Dalam laporan resminya, BMKG meminta masyarakat meningkatkan kewaspadaan terhadap potensi hujan dengan intensitas lebat hingga sangat lebat yang masih berpotensi memicu banjir, longsor, hingga pohon tumbang di beberapa wilayah.
Advertisement
Untuk Jumat (15/5/2026), wilayah Jakarta menjadi salah satu daerah dengan status ‘Siaga’ hujan lebat hingga sangat lebat. Beberapa area yang masuk kategori tersebut meliputi Jakarta Timur, Jakarta Selatan, Kepulauan Seribu, Kabupaten Bekasi, Kota Bekasi, Kabupaten Bogor, dan Kota Bogor.
Sementara wilayah lain seperti Jakarta Utara, Jakarta Pusat, Jakarta Barat, Kota Tangerang Selatan, Kota Tangerang, Kabupaten Tangerang, dan Kota Depok berada dalam kategori ‘Waspada’ hujan sedang hingga lebat.
Selain Jakarta, BMKG juga menetapkan status ‘Siaga’ untuk sejumlah provinsi lain seperti Banten, Jawa Barat, Jawa Tengah, Jawa Timur, Lampung, Bengkulu, Kalimantan Barat, Kalimantan Tengah, Kalimantan Timur, Sulawesi Selatan, Sulawesi Barat, Maluku Utara, Maluku, hingga Papua Tengah.
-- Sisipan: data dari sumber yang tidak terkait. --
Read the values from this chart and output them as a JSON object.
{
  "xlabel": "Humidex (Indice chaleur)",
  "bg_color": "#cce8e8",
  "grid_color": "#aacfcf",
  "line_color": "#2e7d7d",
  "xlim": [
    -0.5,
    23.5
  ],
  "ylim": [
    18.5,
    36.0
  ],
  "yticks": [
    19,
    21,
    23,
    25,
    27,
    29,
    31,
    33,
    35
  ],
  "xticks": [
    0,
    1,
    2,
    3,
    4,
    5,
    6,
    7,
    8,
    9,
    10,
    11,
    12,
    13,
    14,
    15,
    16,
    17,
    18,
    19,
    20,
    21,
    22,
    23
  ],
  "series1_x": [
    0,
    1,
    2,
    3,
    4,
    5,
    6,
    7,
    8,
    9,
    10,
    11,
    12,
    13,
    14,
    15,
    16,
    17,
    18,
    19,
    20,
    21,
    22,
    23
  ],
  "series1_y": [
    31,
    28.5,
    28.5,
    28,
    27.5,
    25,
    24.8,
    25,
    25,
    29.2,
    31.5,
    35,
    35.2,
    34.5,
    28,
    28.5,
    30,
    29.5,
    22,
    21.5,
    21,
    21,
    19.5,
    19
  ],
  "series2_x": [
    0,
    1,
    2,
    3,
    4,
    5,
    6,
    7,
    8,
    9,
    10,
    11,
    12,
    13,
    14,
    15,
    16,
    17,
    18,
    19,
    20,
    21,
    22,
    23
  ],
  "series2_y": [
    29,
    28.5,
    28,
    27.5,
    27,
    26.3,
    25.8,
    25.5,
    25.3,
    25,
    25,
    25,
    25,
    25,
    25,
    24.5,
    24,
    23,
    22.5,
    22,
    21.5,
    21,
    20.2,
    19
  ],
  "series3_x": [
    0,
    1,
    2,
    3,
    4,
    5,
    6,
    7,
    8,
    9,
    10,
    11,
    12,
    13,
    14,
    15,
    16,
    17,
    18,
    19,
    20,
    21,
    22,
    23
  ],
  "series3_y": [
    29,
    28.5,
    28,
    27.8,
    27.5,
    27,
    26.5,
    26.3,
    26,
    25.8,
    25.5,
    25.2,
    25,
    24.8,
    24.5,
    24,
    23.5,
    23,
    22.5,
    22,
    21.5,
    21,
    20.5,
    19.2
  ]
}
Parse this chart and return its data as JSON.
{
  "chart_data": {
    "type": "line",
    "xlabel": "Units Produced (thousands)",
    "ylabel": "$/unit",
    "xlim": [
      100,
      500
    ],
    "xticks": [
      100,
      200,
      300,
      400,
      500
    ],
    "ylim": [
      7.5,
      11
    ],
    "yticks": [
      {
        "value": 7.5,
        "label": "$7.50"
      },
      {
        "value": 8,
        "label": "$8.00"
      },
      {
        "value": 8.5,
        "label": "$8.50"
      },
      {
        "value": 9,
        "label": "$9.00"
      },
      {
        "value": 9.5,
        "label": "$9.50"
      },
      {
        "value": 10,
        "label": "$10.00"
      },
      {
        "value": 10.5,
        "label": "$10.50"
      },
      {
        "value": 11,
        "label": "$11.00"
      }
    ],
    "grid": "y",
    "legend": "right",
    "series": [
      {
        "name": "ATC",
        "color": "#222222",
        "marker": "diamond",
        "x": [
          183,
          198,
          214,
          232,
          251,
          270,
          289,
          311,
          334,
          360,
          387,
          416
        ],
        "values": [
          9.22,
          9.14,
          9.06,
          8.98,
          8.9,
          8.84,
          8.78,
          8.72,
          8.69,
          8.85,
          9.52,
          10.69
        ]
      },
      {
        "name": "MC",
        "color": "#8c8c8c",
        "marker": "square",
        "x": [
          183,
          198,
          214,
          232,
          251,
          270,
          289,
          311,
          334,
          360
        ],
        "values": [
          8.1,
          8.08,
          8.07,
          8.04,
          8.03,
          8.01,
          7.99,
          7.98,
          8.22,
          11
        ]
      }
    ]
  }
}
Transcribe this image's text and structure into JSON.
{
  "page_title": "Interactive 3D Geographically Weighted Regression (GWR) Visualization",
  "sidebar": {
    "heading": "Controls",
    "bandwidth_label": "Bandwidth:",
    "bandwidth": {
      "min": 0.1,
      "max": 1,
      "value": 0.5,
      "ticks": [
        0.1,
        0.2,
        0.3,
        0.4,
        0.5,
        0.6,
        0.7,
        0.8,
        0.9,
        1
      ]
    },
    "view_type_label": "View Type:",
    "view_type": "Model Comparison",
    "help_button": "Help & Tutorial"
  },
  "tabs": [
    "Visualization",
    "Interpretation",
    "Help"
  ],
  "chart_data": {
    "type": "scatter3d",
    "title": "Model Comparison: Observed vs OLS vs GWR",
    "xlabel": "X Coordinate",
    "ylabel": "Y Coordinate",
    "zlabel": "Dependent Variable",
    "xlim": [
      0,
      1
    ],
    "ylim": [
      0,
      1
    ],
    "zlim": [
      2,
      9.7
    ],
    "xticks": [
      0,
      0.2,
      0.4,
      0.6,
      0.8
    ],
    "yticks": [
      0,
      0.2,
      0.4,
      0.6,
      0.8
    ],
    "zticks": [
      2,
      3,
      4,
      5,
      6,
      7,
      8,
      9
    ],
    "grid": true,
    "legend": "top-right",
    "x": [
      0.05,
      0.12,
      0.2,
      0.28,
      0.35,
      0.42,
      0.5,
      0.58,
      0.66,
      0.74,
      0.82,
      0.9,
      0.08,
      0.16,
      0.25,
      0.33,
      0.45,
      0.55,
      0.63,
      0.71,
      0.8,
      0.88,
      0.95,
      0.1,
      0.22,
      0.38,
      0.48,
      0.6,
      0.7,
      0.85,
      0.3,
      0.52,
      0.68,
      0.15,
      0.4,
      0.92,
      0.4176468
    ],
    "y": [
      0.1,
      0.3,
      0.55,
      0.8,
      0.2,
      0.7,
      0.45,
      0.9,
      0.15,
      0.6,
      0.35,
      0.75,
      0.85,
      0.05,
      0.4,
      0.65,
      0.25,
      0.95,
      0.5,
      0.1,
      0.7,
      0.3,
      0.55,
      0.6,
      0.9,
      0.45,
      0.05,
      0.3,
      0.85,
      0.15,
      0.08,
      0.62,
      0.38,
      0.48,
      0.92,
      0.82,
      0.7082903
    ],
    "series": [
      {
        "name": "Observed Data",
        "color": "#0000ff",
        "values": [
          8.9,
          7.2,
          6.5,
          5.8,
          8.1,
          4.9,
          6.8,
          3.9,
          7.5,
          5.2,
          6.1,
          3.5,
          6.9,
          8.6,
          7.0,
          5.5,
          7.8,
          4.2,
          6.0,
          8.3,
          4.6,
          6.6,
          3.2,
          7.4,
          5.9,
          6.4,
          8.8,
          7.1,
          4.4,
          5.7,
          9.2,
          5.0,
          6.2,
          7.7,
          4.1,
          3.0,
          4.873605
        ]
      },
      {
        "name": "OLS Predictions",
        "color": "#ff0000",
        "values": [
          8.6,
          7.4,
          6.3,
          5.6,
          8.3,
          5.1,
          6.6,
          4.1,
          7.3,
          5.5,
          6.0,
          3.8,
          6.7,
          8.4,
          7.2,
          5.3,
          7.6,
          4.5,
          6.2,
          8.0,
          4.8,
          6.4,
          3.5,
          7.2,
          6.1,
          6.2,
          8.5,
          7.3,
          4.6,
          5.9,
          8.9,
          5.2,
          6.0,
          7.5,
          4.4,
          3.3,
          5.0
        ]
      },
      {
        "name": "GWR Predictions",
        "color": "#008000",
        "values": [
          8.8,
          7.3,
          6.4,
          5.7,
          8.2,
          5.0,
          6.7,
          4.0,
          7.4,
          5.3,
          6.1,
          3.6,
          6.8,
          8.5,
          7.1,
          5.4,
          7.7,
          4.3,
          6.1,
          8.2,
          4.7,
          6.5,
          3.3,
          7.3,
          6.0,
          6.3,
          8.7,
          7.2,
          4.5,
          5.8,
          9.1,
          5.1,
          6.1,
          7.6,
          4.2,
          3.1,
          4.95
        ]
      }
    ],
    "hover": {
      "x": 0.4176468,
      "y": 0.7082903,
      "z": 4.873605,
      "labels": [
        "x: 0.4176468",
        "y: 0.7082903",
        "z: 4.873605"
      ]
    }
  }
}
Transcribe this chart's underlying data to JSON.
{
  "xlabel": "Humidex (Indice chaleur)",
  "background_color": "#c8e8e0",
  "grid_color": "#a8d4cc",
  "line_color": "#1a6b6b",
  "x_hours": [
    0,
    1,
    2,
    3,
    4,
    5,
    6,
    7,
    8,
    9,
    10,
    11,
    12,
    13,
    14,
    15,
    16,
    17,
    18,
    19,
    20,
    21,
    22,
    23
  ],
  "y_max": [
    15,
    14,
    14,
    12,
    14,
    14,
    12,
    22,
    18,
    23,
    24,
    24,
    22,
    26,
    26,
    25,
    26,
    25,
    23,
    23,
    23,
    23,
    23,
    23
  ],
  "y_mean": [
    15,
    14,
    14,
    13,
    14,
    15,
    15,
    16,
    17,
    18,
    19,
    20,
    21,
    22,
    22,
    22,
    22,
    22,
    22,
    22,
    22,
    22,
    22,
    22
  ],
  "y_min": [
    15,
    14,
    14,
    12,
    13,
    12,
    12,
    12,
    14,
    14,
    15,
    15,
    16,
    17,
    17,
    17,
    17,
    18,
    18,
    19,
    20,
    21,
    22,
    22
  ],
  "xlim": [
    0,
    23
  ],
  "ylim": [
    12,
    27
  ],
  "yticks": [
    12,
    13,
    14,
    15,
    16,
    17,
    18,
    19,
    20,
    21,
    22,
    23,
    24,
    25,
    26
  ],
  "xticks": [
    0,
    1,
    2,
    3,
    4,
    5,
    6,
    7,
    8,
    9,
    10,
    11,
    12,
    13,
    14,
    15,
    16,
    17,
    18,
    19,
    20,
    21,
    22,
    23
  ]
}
Tak hanya hujan deras, BMKG juga mengeluarkan peringatan dini angin kencang yang berpotensi terjadi di Aceh, Bali, Jawa Barat, dan Nusa Tenggara Timur.
Memasuki 16 Mei 2026, potensi hujan lebat masih diperkirakan bertahan di banyak wilayah Indonesia. BMKG mencatat Jawa Timur, NTT, Kalimantan Timur, Sulawesi Tengah, Sulawesi Barat, Sulawesi Selatan, Maluku Utara, Maluku, dan Papua masuk kategori ‘Siaga’ hujan lebat-sangat lebat.
Sedangkan pada 17 Mei 2026, wilayah Nusa Tenggara Timur, Sulawesi Tengah, Maluku Utara, Maluku, dan Papua Tengah masih berpotensi mengalami hujan dengan intensitas sangat lebat.
Fenomena hujan yang masih terjadi di tengah musim kemarau ini disebut berkaitan dengan dinamika atmosfer yang masih aktif di sejumlah kawasan Indonesia.
BMKG mengimbau masyarakat, terutama yang tinggal di wilayah rawan bencana, untuk terus memantau perkembangan cuaca dan mengantisipasi potensi dampak hidrometeorologi seperti banjir, genangan, tanah longsor, hingga gangguan aktivitas transportasi.